Before I clarify that and finish this review – which gives me the basis to finish my comments on the U2 review that kicked all of this off two weeks ago – let me say, as I have before, that I am not qualified to say whether Bono’s saved or unsaved. I tried baptizing my glasses to see if it would help, but it didn’t. He says the right words sometimes, but frankly in the best case he says “the older I get, the more comfort I find [in the ‘Holy Roman Church’]”.
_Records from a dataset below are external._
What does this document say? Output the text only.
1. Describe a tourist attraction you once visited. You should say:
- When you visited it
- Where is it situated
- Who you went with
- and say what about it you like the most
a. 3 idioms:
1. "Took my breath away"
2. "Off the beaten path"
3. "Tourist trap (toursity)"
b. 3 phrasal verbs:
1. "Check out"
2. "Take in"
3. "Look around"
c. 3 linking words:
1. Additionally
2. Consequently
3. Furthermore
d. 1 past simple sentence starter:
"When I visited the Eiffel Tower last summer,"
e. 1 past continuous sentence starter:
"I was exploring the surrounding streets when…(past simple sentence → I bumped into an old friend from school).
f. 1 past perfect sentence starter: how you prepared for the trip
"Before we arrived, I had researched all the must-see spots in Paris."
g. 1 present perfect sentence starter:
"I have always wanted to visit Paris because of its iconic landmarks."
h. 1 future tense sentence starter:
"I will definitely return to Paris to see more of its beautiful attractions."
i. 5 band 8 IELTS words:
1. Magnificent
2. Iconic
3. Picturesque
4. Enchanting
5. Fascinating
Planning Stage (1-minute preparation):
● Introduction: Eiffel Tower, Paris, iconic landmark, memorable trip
But in all that, we have to go back to the first citation I gave from the book, above, when Assayas calls him a man of deep faith, and Bono responds, “I’m a lot of other things as well.” Bono is ambivalent about faith even when he asserts that it is the basis for his understanding of God and love. It comes our clearest when he speaks of an incident early in his life in chapter 8:
I was very influenced by a man called Chris Rowe and his beautiful wife, Lilian. I think he spent a lot of time in China, the child of a mission there before the Communists threw his family out. He was an older man. He relied on the Lord to provide them with everything they needed. They were living hand-to-mouth, this community. I guess he would have been what you would call the pastor of the church, but he’d be much too radical to wear a collar or anything like that. This was the real deal: a radical group. And I said, “look, you shouldn’t have to worry about money. We’re going to earn plenty of money. I’m in a band, and I know we’ll be able to help. We’re going to make it.” He just looked at me and laughed. I remember what he said to me: “I wouldn’t want money earned that way.” And I said: “What do you mean by that?” He revealed to me that, even though he had known we were serious about being musicians, and being a rock group, that he was only really tolerating it. He didn’t really believe that out music was an integral part of who were as religious people unless we used the music to evangelize. I knew then that he didn’t really get it, such a fundamentalist, he didn’t want a part of the rock ‘n’ roll thing. Maybe it’s a compliment to him: we could have been a cash cow.He continues on the next page:
Then we came to a realization: ”Hold on a second. Where are these gifts coming from? This is how we worship God, even though we don’t write religious songs, because we didn’t feel God needs the advertising.”So this book – authored by an unbeliever, who I admit controlled the conversation with Bono, though he did not manipulate him – says specifically that Bono has a very uneven view of the Christian faith, and his own faith in particular.